On Thursday, Bloomberg also reported that on a call with reporters the Biden campaign touted its efforts to turn out Latino voters — including spending tens of millions of dollars to reach voters — and reviewed get-out-the-vote events in battleground states targeted at Latino voters.

"We know our pathway to victory includes winning key battleground states that have significant populations" of Latino voters, deputy campaign manager Julie Chavez Rodriguez, reportedly said on the call, according to Bloomberg. "We cannot win without the Latino vote in these states, which is why we have invested historic amounts of money and research."

The Trump campaign has prominently featured Latino American voices who fear that America could take a more socialist turn — in the direction of a Cuba or Venezuela. "Equipo Trump" (Team Trump) announced in Spanish on Sunday that it was buying a takeover of the YouTube masthead to feature its "Por Trump" (For Trump) ad with the Spanish-language song by the Miami-based salsa band Los 3 de La Habana (The 3 from Havana).

The song was sung by Los 3 de La Habana during a Facebook live session, and it quickly went viral on social media.
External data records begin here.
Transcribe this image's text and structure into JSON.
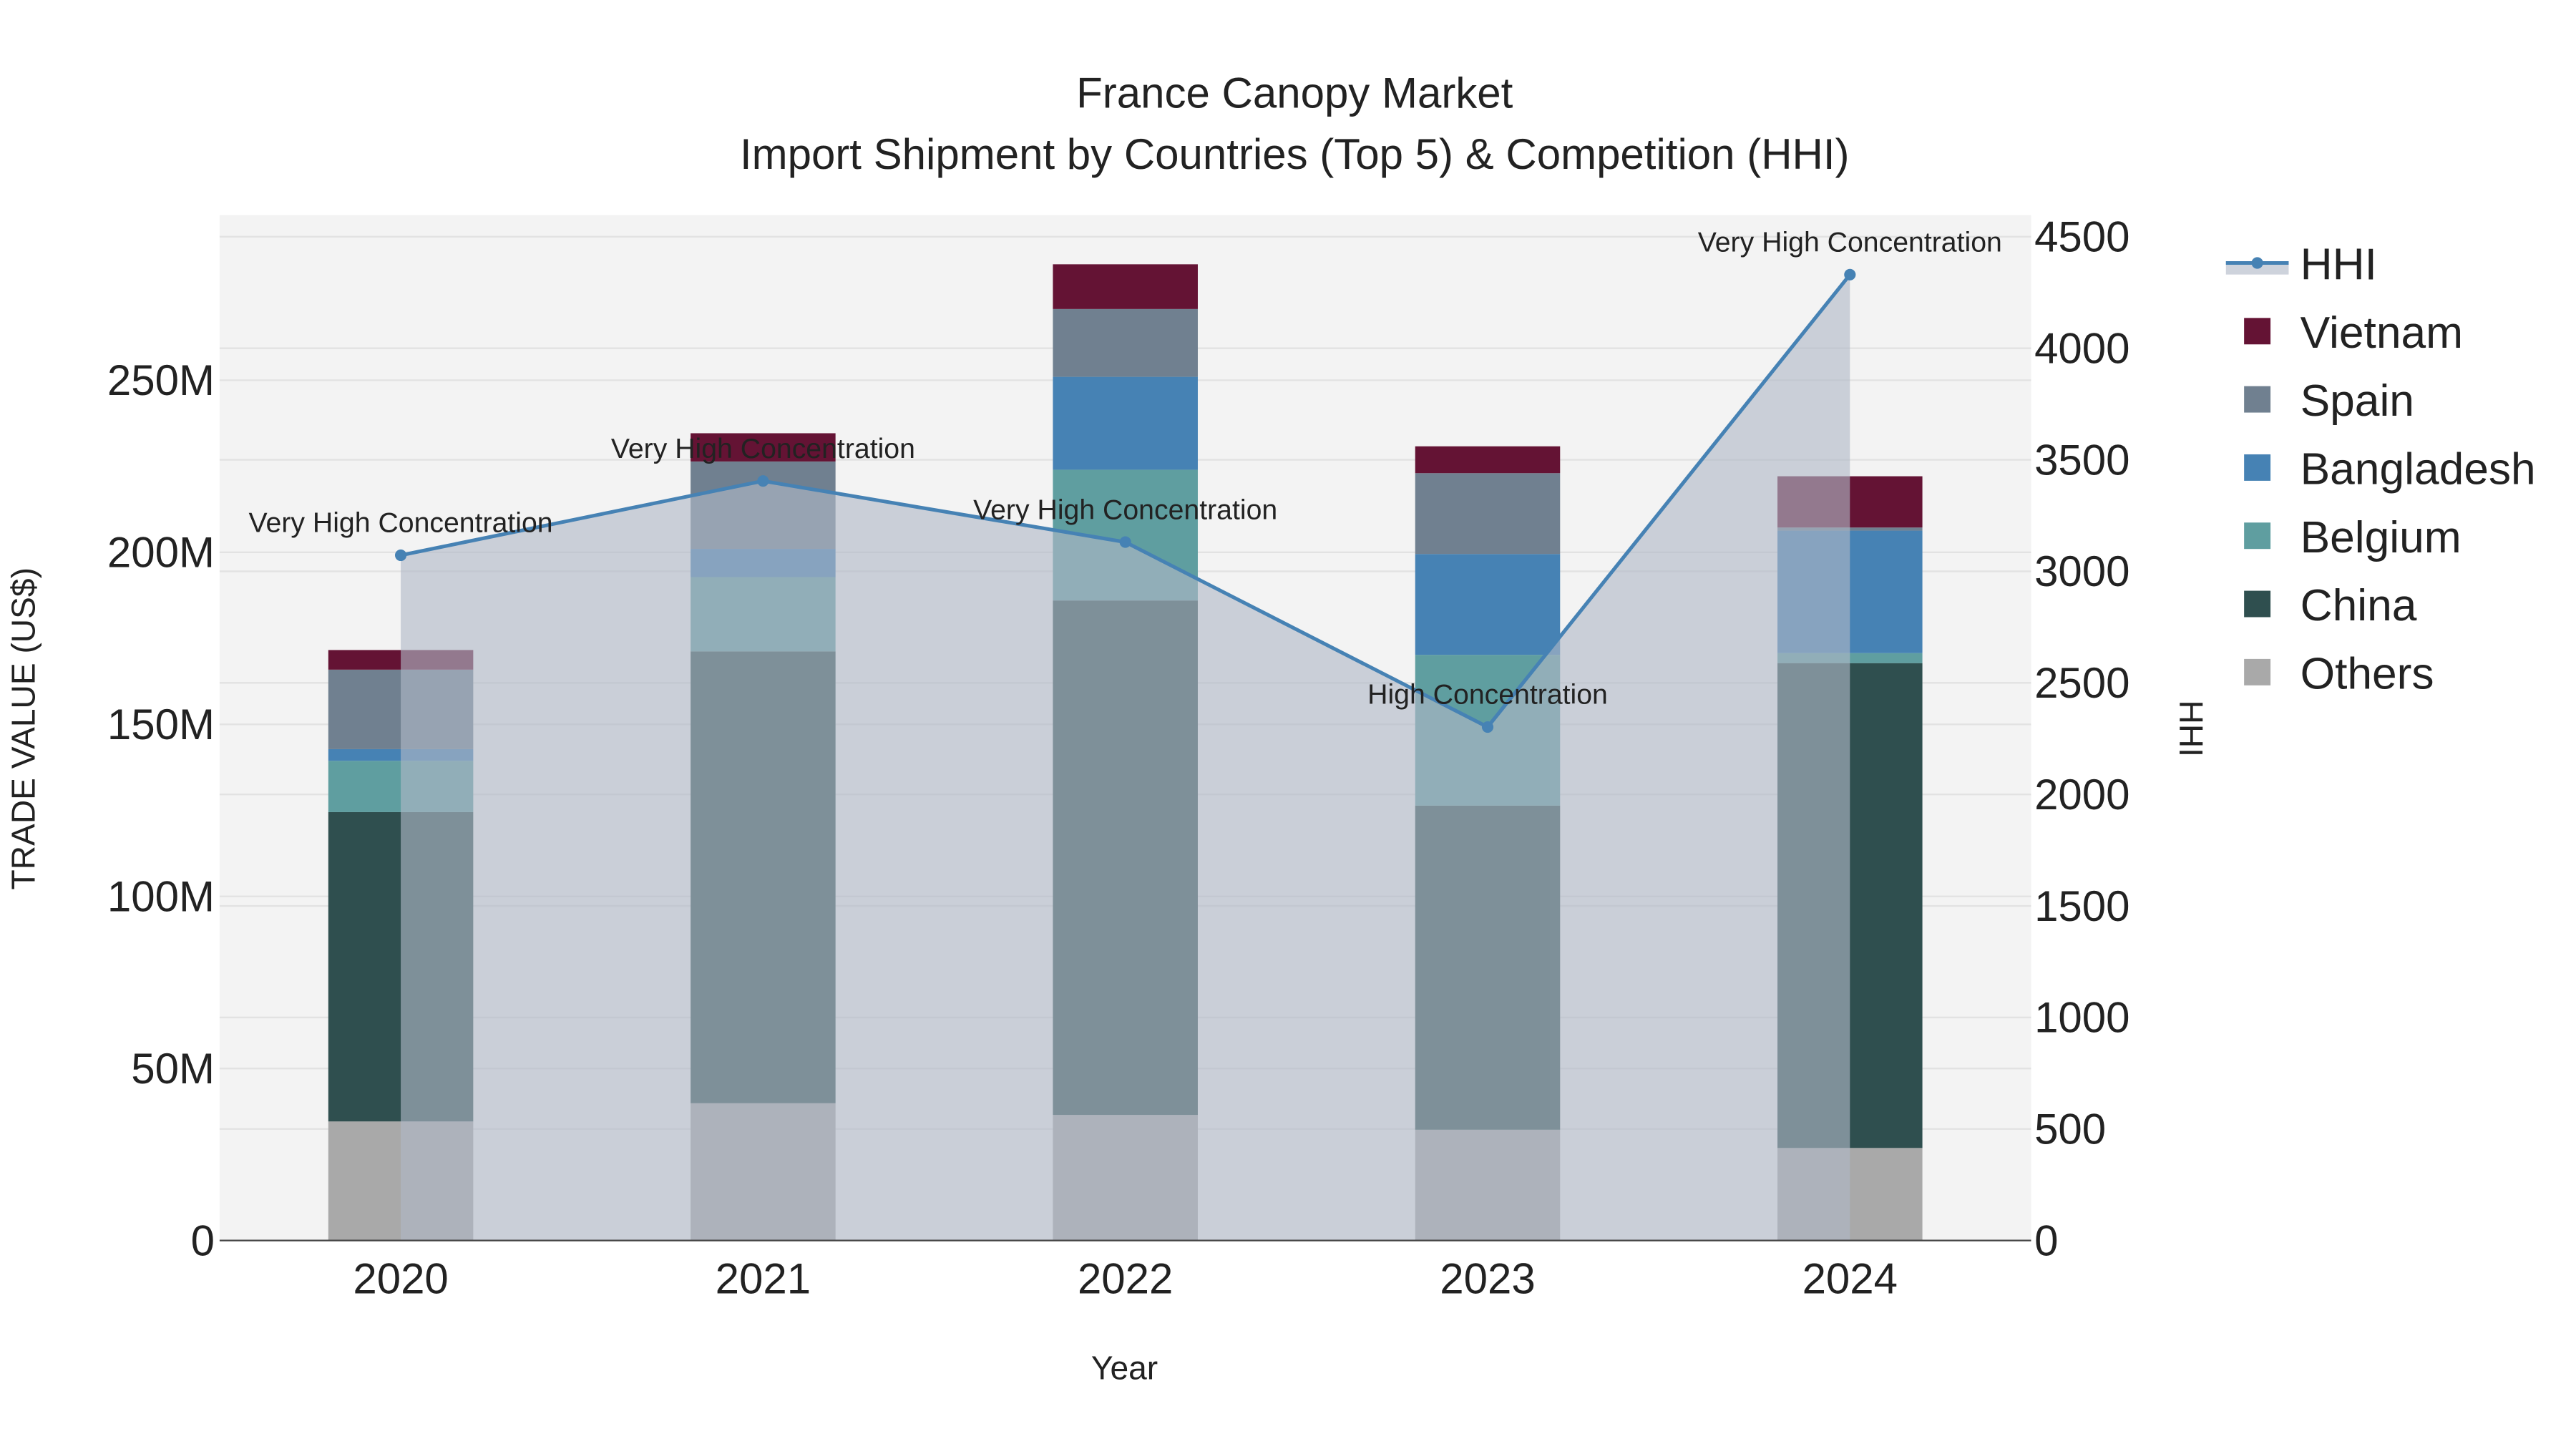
{
  "chart_data": {
    "type": "bar",
    "title": "France Canopy Market",
    "subtitle": "Import Shipment by Countries (Top 5) & Competition (HHI)",
    "xlabel": "Year",
    "ylabel": "TRADE VALUE (US$)",
    "y2label": "HHI",
    "categories": [
      "2020",
      "2021",
      "2022",
      "2023",
      "2024"
    ],
    "ylim": [
      0,
      298
    ],
    "y2lim": [
      0,
      4597
    ],
    "yticks": [
      0,
      50,
      100,
      150,
      200,
      250
    ],
    "ytick_labels": [
      "0",
      "50M",
      "100M",
      "150M",
      "200M",
      "250M"
    ],
    "y2ticks": [
      0,
      500,
      1000,
      1500,
      2000,
      2500,
      3000,
      3500,
      4000,
      4500
    ],
    "y2tick_labels": [
      "0",
      "500",
      "1000",
      "1500",
      "2000",
      "2500",
      "3000",
      "3500",
      "4000",
      "4500"
    ],
    "stacked": true,
    "units": "million US$",
    "series": [
      {
        "name": "Others",
        "color": "#A9A9A9",
        "values": [
          34.6,
          39.9,
          36.5,
          32.2,
          26.9
        ]
      },
      {
        "name": "China",
        "color": "#2F4F4F",
        "values": [
          89.9,
          131.3,
          149.5,
          94.2,
          140.9
        ]
      },
      {
        "name": "Belgium",
        "color": "#5F9EA0",
        "values": [
          14.9,
          21.6,
          38.0,
          43.8,
          2.9
        ]
      },
      {
        "name": "Bangladesh",
        "color": "#4682B4",
        "values": [
          3.4,
          8.2,
          27.0,
          29.3,
          35.6
        ]
      },
      {
        "name": "Spain",
        "color": "#708090",
        "values": [
          23.1,
          25.4,
          19.7,
          23.5,
          0.9
        ]
      },
      {
        "name": "Vietnam",
        "color": "#641334",
        "values": [
          5.7,
          8.2,
          13.0,
          7.8,
          14.9
        ]
      }
    ],
    "hhi": {
      "name": "HHI",
      "color": "#4682B4",
      "values": [
        3072,
        3405,
        3131,
        2302,
        4330
      ],
      "annotations": [
        "Very High Concentration",
        "Very High Concentration",
        "Very High Concentration",
        "High Concentration",
        "Very High Concentration"
      ]
    },
    "legend": {
      "placement": "right",
      "entries": [
        "HHI",
        "Vietnam",
        "Spain",
        "Bangladesh",
        "Belgium",
        "China",
        "Others"
      ]
    },
    "grid": true
  }
}
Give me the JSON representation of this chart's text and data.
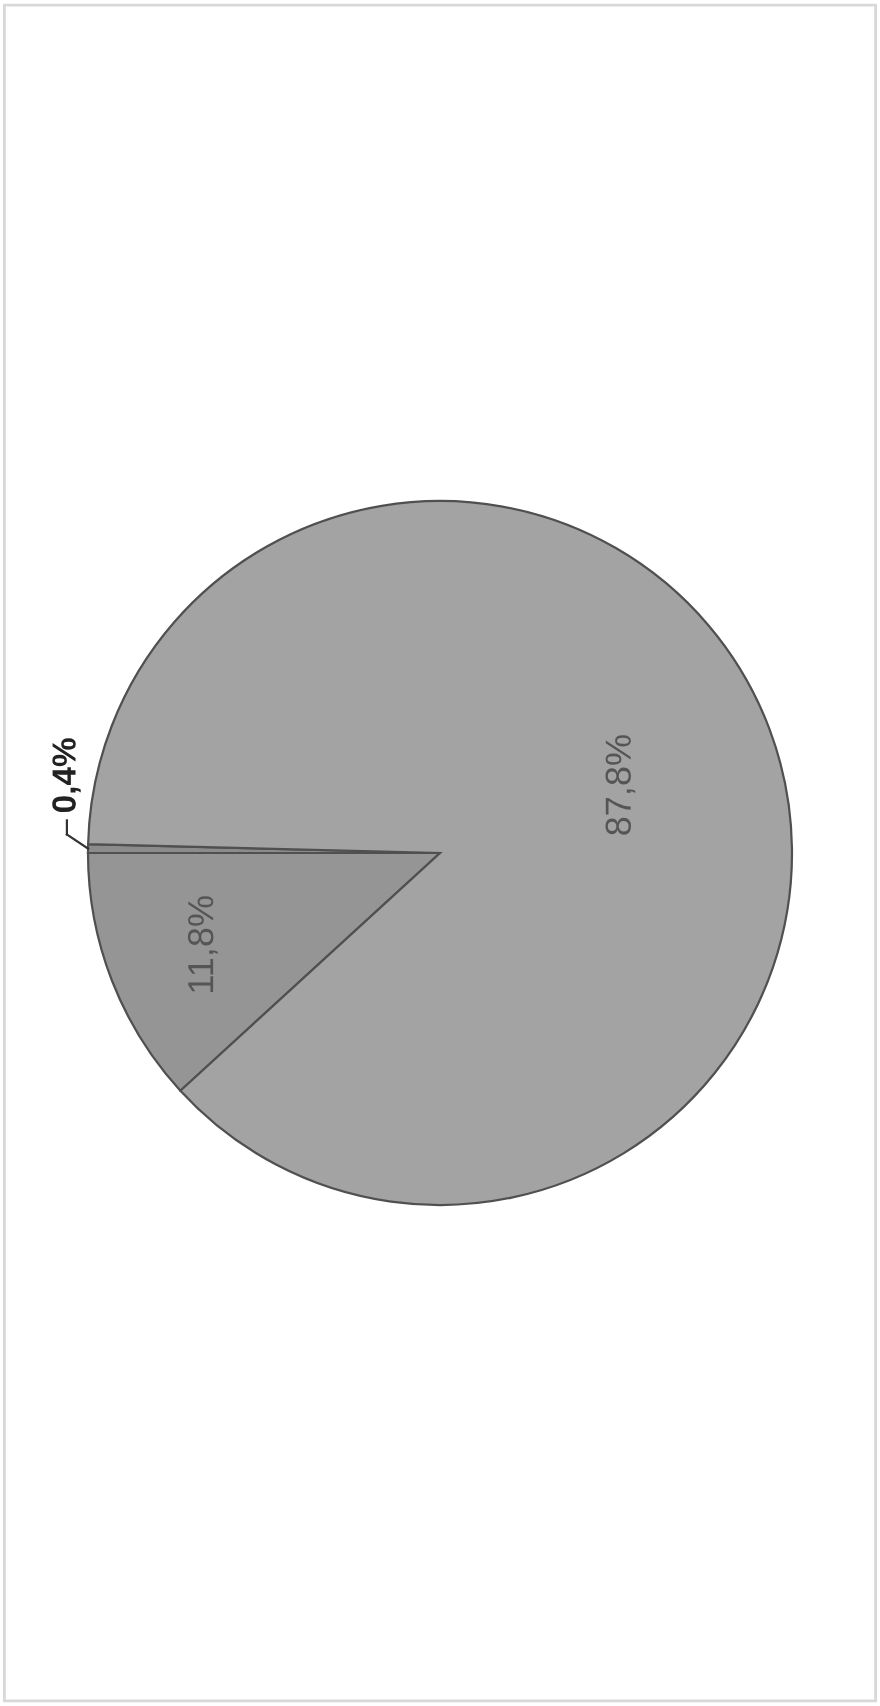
{
  "chart_data": {
    "type": "pie",
    "categories": [
      null,
      null,
      null
    ],
    "values": [
      0.4,
      11.8,
      87.8
    ],
    "value_labels": [
      "0,4%",
      "11,8%",
      "87,8%"
    ],
    "colors": [
      "#8c8c8c",
      "#959595",
      "#a3a3a3"
    ]
  }
}
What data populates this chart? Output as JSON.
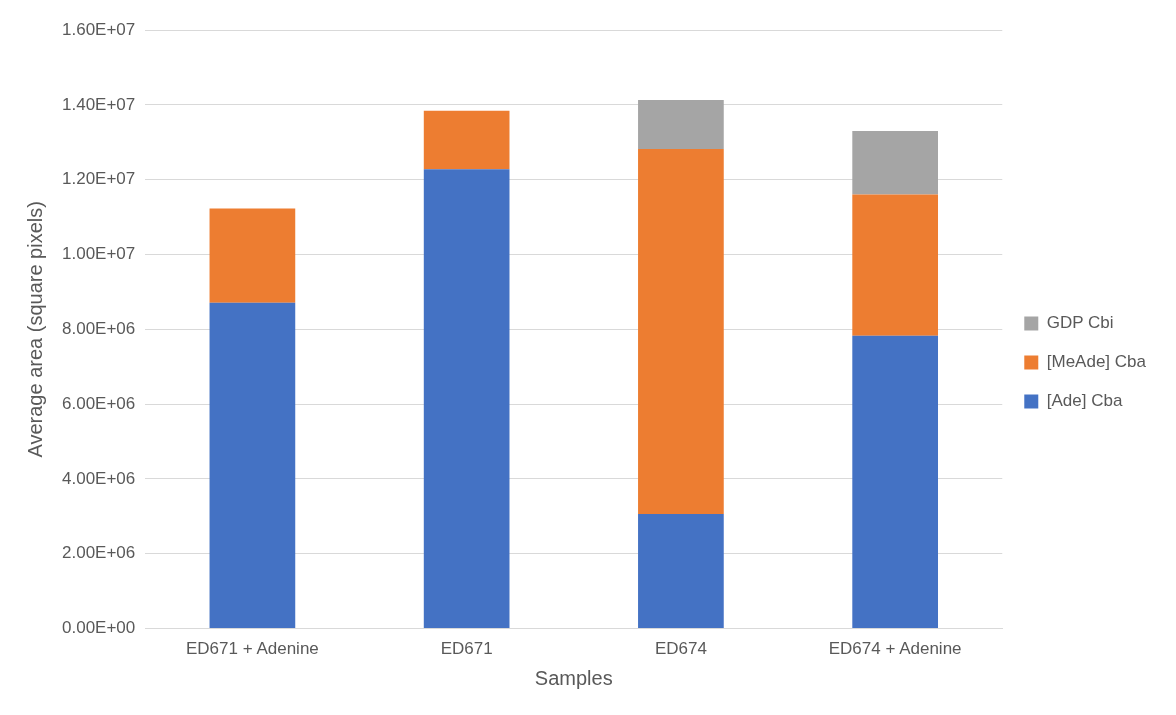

The Trump campaign contacted the band, and within days, it was the musical track to a national television and radio advertising campaign.

"Por Trump" will be displayed on YouTube's homepage over the next 48 hours, starting Sunday night, part of the campaign's closing message to Trump's Hispanic coalition.

"YouTube is one of the most visited websites in the world, reaching over 75 million Americans every day," the campaign said in a press statement released Sunday evening. "Its daily reach exceeds that of CNN and MSNBC combined. The ad is is a celebration of America's diverse Hispanic communities and encourages Latinos to go out and vote for President Trump."